There are also quite a number of drawbacks that organizations should be aware of before deciding to build a common data model. Among them is a clear lack of agility as the business asks for more from the model. This may be unacceptable to many organizations, especially ones that need real-time business insights from their data.
Consider some of the challenges: Any desired change in data management and analytics processes can take a long time because you have to re-do the code and systems to manage whatever the business is trying to do. The cost of changes or new additions in features or functionality can be very high.
So if you build something and a new source comes in, or a new use case emerges that requires an enhancement to the data model, it can quickly become a significant engineering project. Add to that the fact that data teams are typically understaffed and under-funded from a data perspective. So by taking on the project yourself, you risk always lagging behind what is really needed.
Challenges with Creating an Industry Standard Data Model
One of the biggest challenges with a do-it-yourself approach is with creating an industry-specific comprehensive data model that is available immediately to quickly deploy solutions that business users need. With most organizations, there are already significant industry initiatives on the business side to really understand data and assess what data is available. At the same time, every organization is always unique in some sense. Typically, 80 percent of your business is running on applications that are standard, and 20 percent are applications unique to you.
The advantage of adopting an industry-standard whenever possible is that it lets the organization focus on its key differentiators, so they can add to the data model the things that it really is an expert on and unique in. In addition, reusing a single common data model can prevent the need for multiple and app-specific ones.
When adopting a third-party solution, an important consideration is how easy it is to adapt the common data model to a user’s unique business requirements. Organizations must assume that customization is going to be a key piece of it, both because companies are a unique mix of business entities in how they run their business, and also because the exact business rules depend on where the business is.
You always have to assume that the data model will be customizable, otherwise, it’s not worth your time. If it’s completely fixed, it’s not going to serve your needs. And the business has to own that customization.
Best Practices for Realizing Top Benefits
Finally, organizations should follow best practices for getting the top benefits from a common data model. One is the direct involvement of the business domain experts in managing and updating the data model – really being particular about giving ownership to the users who understand the business and can maintain and define the model, rather than outsourcing it.

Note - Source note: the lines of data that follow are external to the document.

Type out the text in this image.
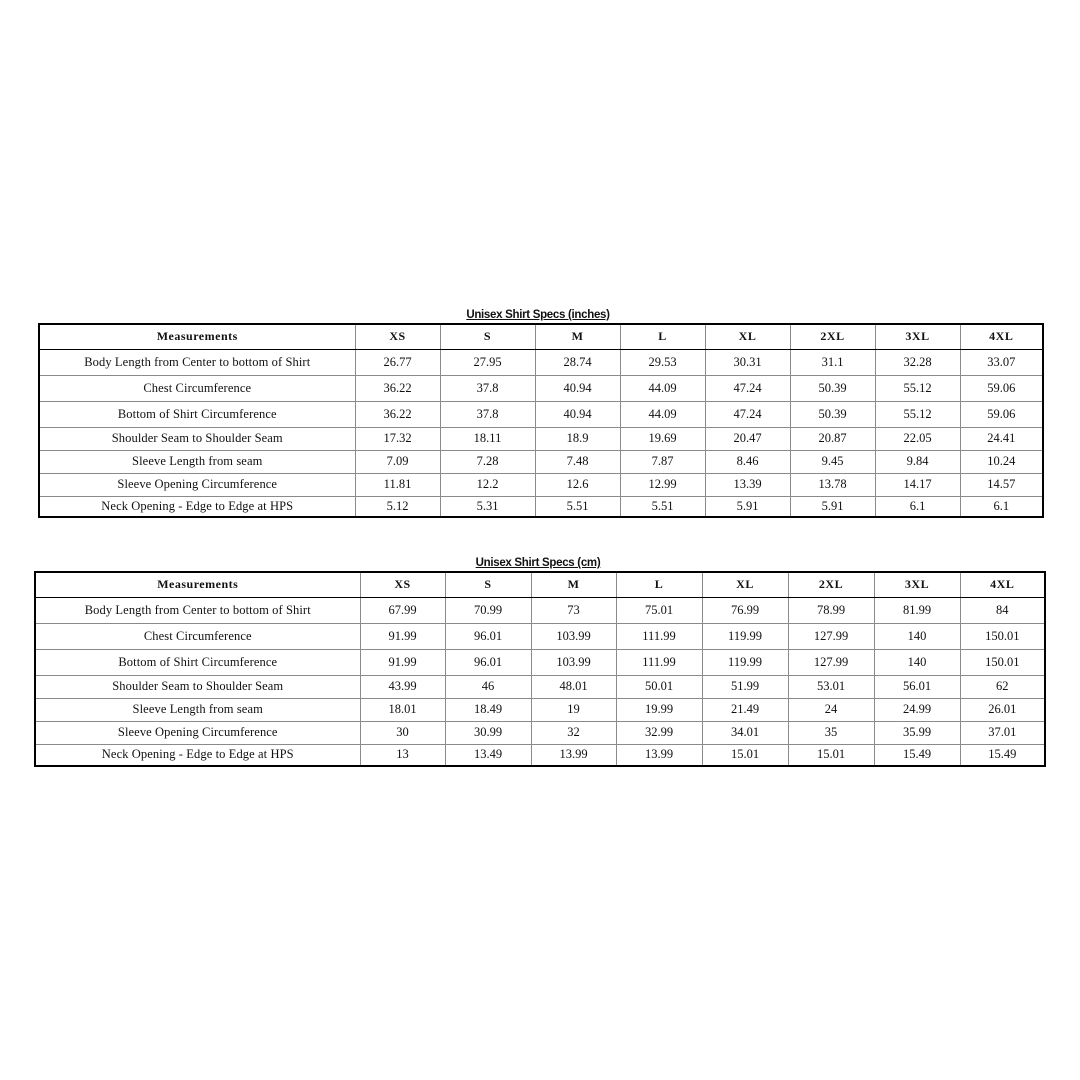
Unisex Shirt Specs (inches)
Measurements	XS	S	M	L	XL	2XL	3XL	4XL
Body Length from Center to bottom of Shirt	26.77	27.95	28.74	29.53	30.31	31.1	32.28	33.07
Chest Circumference	36.22	37.8	40.94	44.09	47.24	50.39	55.12	59.06
Bottom of Shirt Circumference	36.22	37.8	40.94	44.09	47.24	50.39	55.12	59.06
Shoulder Seam to Shoulder Seam	17.32	18.11	18.9	19.69	20.47	20.87	22.05	24.41
Sleeve Length from seam	7.09	7.28	7.48	7.87	8.46	9.45	9.84	10.24
Sleeve Opening Circumference	11.81	12.2	12.6	12.99	13.39	13.78	14.17	14.57
Neck Opening - Edge to Edge at HPS	5.12	5.31	5.51	5.51	5.91	5.91	6.1	6.1
Unisex Shirt Specs (cm)
Measurements	XS	S	M	L	XL	2XL	3XL	4XL
Body Length from Center to bottom of Shirt	67.99	70.99	73	75.01	76.99	78.99	81.99	84
Chest Circumference	91.99	96.01	103.99	111.99	119.99	127.99	140	150.01
Bottom of Shirt Circumference	91.99	96.01	103.99	111.99	119.99	127.99	140	150.01
Shoulder Seam to Shoulder Seam	43.99	46	48.01	50.01	51.99	53.01	56.01	62
Sleeve Length from seam	18.01	18.49	19	19.99	21.49	24	24.99	26.01
Sleeve Opening Circumference	30	30.99	32	32.99	34.01	35	35.99	37.01
Neck Opening - Edge to Edge at HPS	13	13.49	13.99	13.99	15.01	15.01	15.49	15.49
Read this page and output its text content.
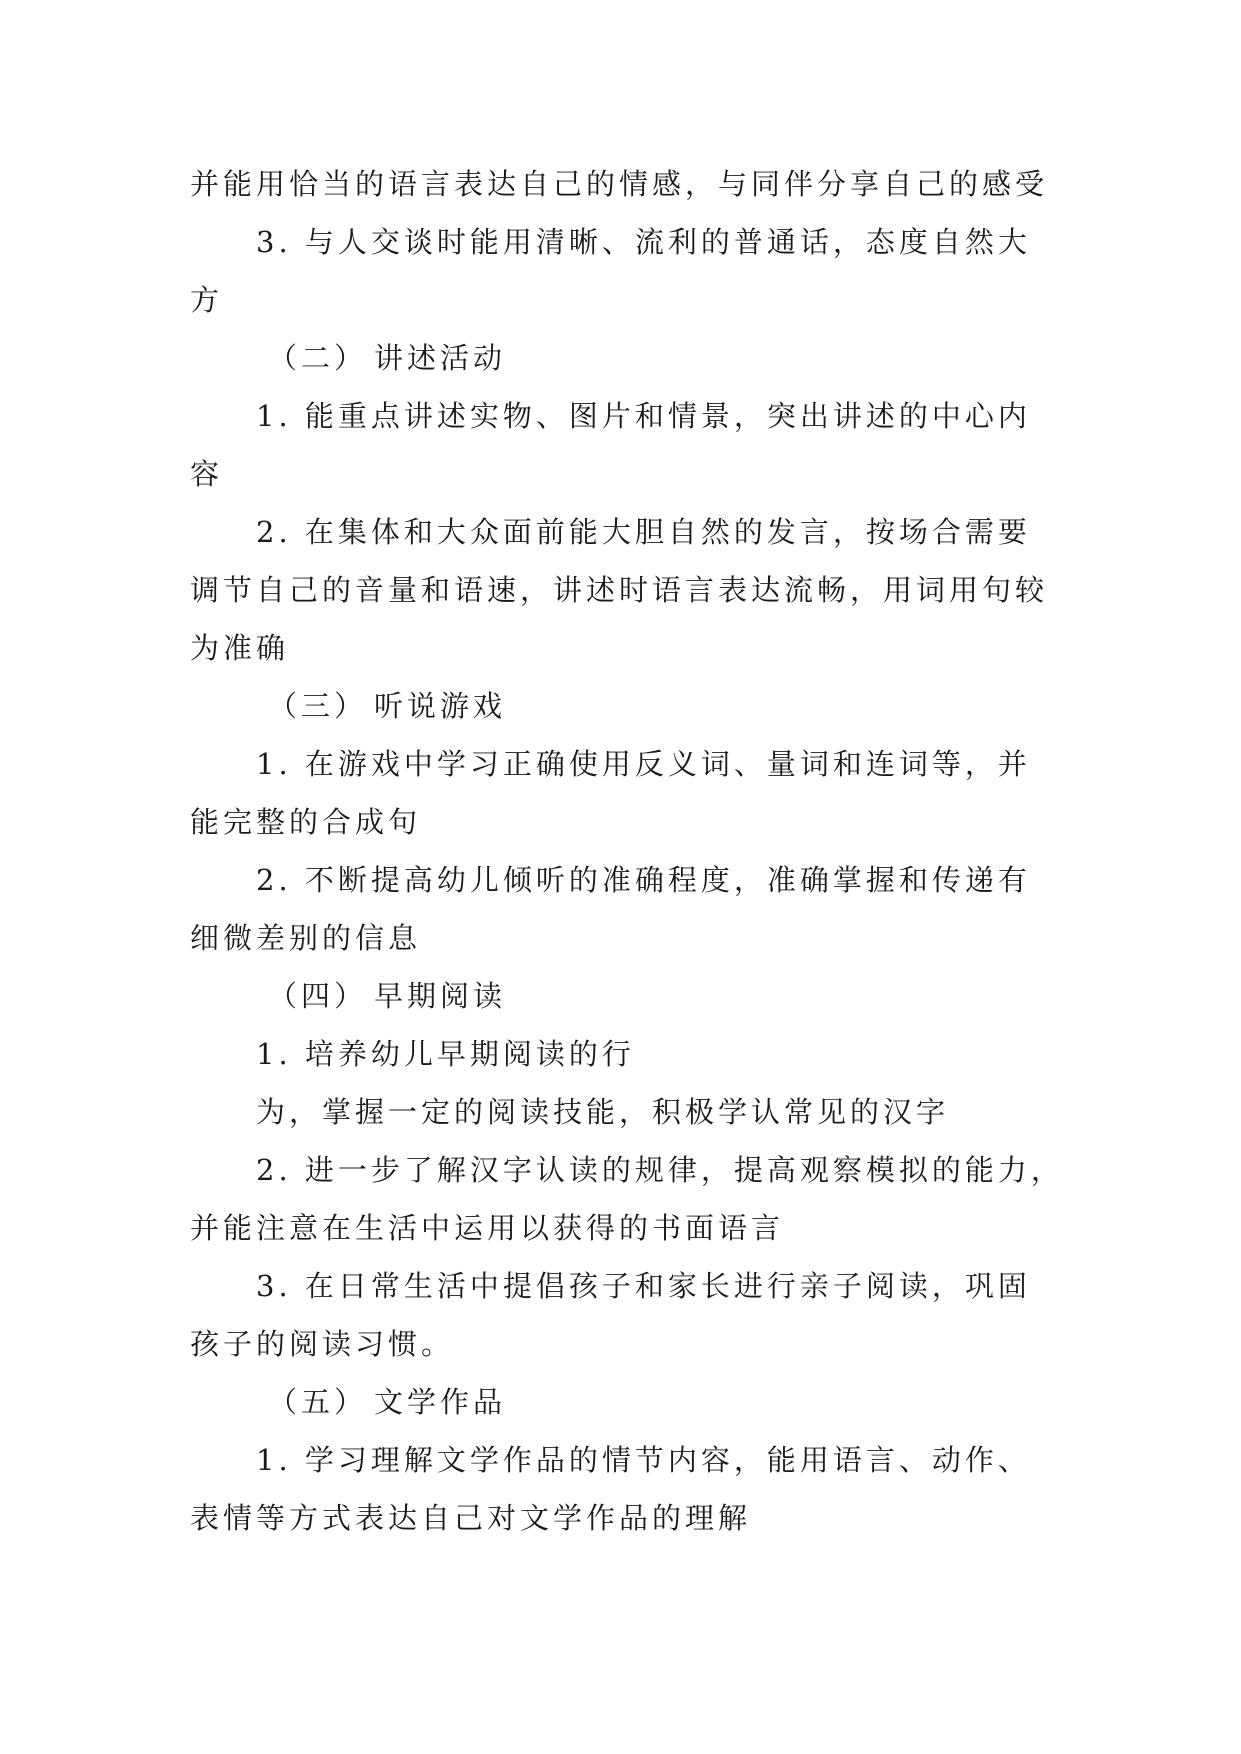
并能用恰当的语言表达自己的情感，与同伴分享自己的感受
3. 与人交谈时能用清晰、流利的普通话，态度自然大
方
（二） 讲述活动
1. 能重点讲述实物、图片和情景，突出讲述的中心内
容
2. 在集体和大众面前能大胆自然的发言，按场合需要
调节自己的音量和语速，讲述时语言表达流畅，用词用句较
为准确
（三） 听说游戏
1. 在游戏中学习正确使用反义词、量词和连词等，并
能完整的合成句
2. 不断提高幼儿倾听的准确程度，准确掌握和传递有
细微差别的信息
（四） 早期阅读
1. 培养幼儿早期阅读的行
为，掌握一定的阅读技能，积极学认常见的汉字
2. 进一步了解汉字认读的规律，提高观察模拟的能力，
并能注意在生活中运用以获得的书面语言
3. 在日常生活中提倡孩子和家长进行亲子阅读，巩固
孩子的阅读习惯。
（五） 文学作品
1. 学习理解文学作品的情节内容，能用语言、动作、
表情等方式表达自己对文学作品的理解
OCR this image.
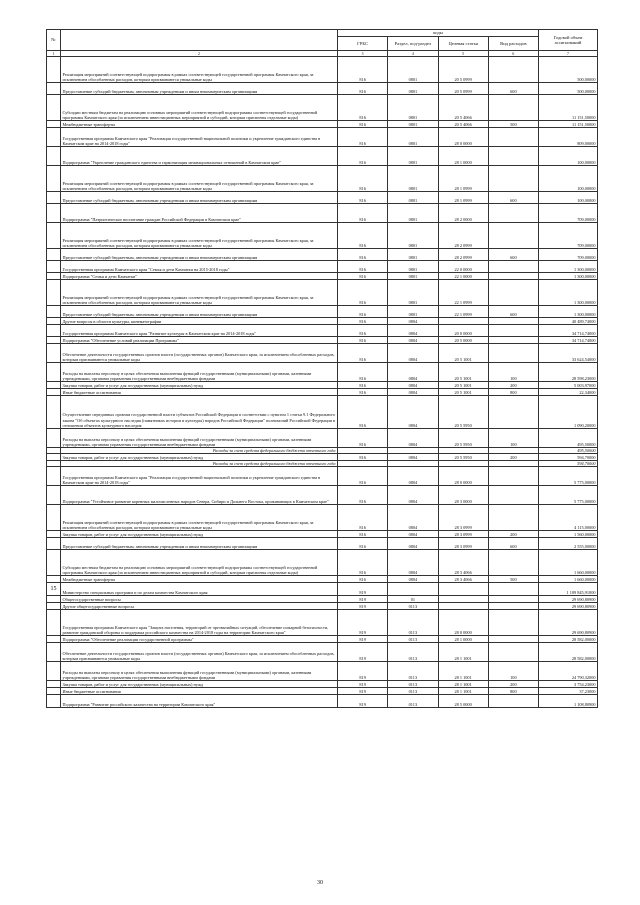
№		коды				Годовой объем ассигнований
		ГРБС	Раздел, под-раздел	Целевая статья	Вид расходов	
1	2	3	4	5	6	7
	Реализация мероприятий соответствующей подпрограммы в рамках соответствующей государственной программы Камчатского края, за исключением обособленных расходов, которым присваиваются уникальные коды	816	0801	20 5 0999		500,00000
	Предоставление субсидий бюджетным, автономным учреждениям и иным некоммерческим организациям	816	0801	20 5 0999	600	500,00000
	Субсидии местным бюджетам на реализацию основных мероприятий соответствующей подпрограммы соответствующей государственной программы Камчатского края (за исключением инвестиционных мероприятий и субсидий, которым присвоены отдельные коды)	816	0801	20 5 4066		11 151,50000
	Межбюджетные трансферты	816	0801	20 5 4066	500	11 151,50000
	Государственная программа Камчатского края "Реализация государственной национальной политики и укрепление гражданского единства в Камчатском крае на 2014-2018 годы"	816	0801	28 0 0000		809,00000
	Подпрограмма "Укрепление гражданского единства и гармонизация межнациональных отношений в Камчатском крае"	816	0801	28 1 0000		100,00000
	Реализация мероприятий соответствующей подпрограммы в рамках соответствующей государственной программы Камчатского края, за исключением обособленных расходов, которым присваиваются уникальные коды	816	0801	28 1 0999		100,00000
	Предоставление субсидий бюджетным, автономным учреждениям и иным некоммерческим организациям	816	0801	28 1 0999	600	100,00000
	Подпрограмма "Патриотическое воспитание граждан Российской Федерации в Камчатском крае"	816	0801	28 2 0000		709,00000
	Реализация мероприятий соответствующей подпрограммы в рамках соответствующей государственной программы Камчатского края, за исключением обособленных расходов, которым присваиваются уникальные коды	816	0801	28 2 0999		709,00000
	Предоставление субсидий бюджетным, автономным учреждениям и иным некоммерческим организациям	816	0801	28 2 0999	600	709,00000
	Государственная программа Камчатского края "Семья и дети Камчатки на 2015-2018 годы"	816	0801	22 0 0000		1 300,00000
	Подпрограмма "Семья и дети Камчатки"	816	0801	22 1 0000		1 300,00000
	Реализация мероприятий соответствующей подпрограммы в рамках соответствующей государственной программы Камчатского края, за исключением обособленных расходов, которым присваиваются уникальные коды	816	0801	22 1 0999		1 300,00000
	Предоставление субсидий бюджетным, автономным учреждениям и иным некоммерческим организациям	816	0801	22 1 0999	600	1 300,00000
	Другие вопросы в области культуры, кинематографии	816	0804			40 489,74000
	Государственная программа Камчатского края "Развитие культуры в Камчатском крае на 2014-2018 годы"	816	0804	20 0 0000		34 714,74000
	Подпрограмма "Обеспечение условий реализации Программы"	816	0804	20 5 0000		34 714,74000
	Обеспечение деятельности государственных органов власти (государственных органов) Камчатского края, за исключением обособленных расходов, которым присваиваются уникальные коды	816	0804	20 5 1001		33 624,54000
	Расходы на выплаты персоналу в целях обеспечения выполнения функций государственными (муниципальными) органами, казенными учреждениями, органами управления государственными внебюджетными фондами	816	0804	20 5 1001	100	28 598,23000
	Закупка товаров, работ и услуг для государственных (муниципальных) нужд	816	0804	20 5 1001	200	5 003,97000
	Иные бюджетные ассигнования	816	0804	20 5 1001	800	22,34000
	Осуществление переданных органам государственной власти субъектов Российской Федерации в соответствии с пунктом 1 статьи 9.1 Федерального закона "Об объектах культурного наследия (памятниках истории и культуры) народов Российской Федерации" полномочий Российской Федерации в отношении объектов культурного наследия	816	0804	20 5 5950		1 090,20000
	Расходы на выплаты персоналу в целях обеспечения выполнения функций государственными (муниципальными) органами, казенными учреждениями, органами управления государственными внебюджетными фондами	816	0804	20 5 5950	100	495,50000
	Расходы за счет средств федерального бюджета отчетного года					495,50000
	Закупка товаров, работ и услуг для государственных (муниципальных) нужд	816	0804	20 5 5950	200	594,70000
	Расходы за счет средств федерального бюджета отчетного года					594,70000
	Государственная программа Камчатского края "Реализация государственной национальной политики и укрепление гражданского единства в Камчатском крае на 2014-2018 годы"	816	0804	28 0 0000		5 775,00000
	Подпрограмма "Устойчивое развитие коренных малочисленных народов Севера, Сибири и Дальнего Востока, проживающих в Камчатском крае"	816	0804	28 3 0000		5 775,00000
	Реализация мероприятий соответствующей подпрограммы в рамках соответствующей государственной программы Камчатского края, за исключением обособленных расходов, которым присваиваются уникальные коды	816	0804	28 3 0999		4 115,00000
	Закупка товаров, работ и услуг для государственных (муниципальных) нужд	816	0804	28 3 0999	200	1 560,00000
	Предоставление субсидий бюджетным, автономным учреждениям и иным некоммерческим организациям	816	0804	28 3 0999	600	2 555,00000
	Субсидии местным бюджетам на реализацию основных мероприятий соответствующей подпрограммы соответствующей государственной программы Камчатского края (за исключением инвестиционных мероприятий и субсидий, которым присвоены отдельные коды)	816	0804	28 3 4066		1 660,00000
	Межбюджетные трансферты	816	0804	28 3 4066	500	1 660,00000
15	Министерство специальных программ и по делам казачества Камчатского края	819				1 109 845,91000
	Общегосударственные вопросы	819	01			29 690,80900
	Другие общегосударственные вопросы	819	0113			29 690,80900
	Государственная программа Камчатского края "Защита населения, территорий от чрезвычайных ситуаций, обеспечение пожарной безопасности, развитие гражданской обороны и поддержка российского казачества на 2014-2018 годы на территории Камчатского края"	819	0113	28 0 0000		29 690,80900
	Подпрограмма "Обеспечение реализации государственной программы"	819	0113	28 1 0000		28 582,00000
	Обеспечение деятельности государственных органов власти (государственных органов) Камчатского края, за исключением обособленных расходов, которым присваиваются уникальные коды	819	0113	28 1 1001		28 582,00000
	Расходы на выплаты персоналу в целях обеспечения выполнения функций государственными (муниципальными) органами, казенными учреждениями, органами управления государственными внебюджетными фондами	819	0113	28 1 1001	100	24 790,32000
	Закупка товаров, работ и услуг для государственных (муниципальных) нужд	819	0113	28 1 1001	200	3 754,23000
	Иные бюджетные ассигнования	819	0113	28 1 1001	800	37,23000
	Подпрограмма "Развитие российского казачества на территории Камчатского края"	819	0113	28 5 0000		1 108,80900
30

The second important thing, even though the data model covers most use cases, is for organizations to start piecemeal. One thing the data model can allow you to do is to start taking business use cases and give value and impact at low cost immediately. You would have to do a massive data program to bring all the data together. But you don’t have to do that. You can start with one business entity, then add a second business entity, and start to really leverage the value of the common data model in a piece-by-piece manner.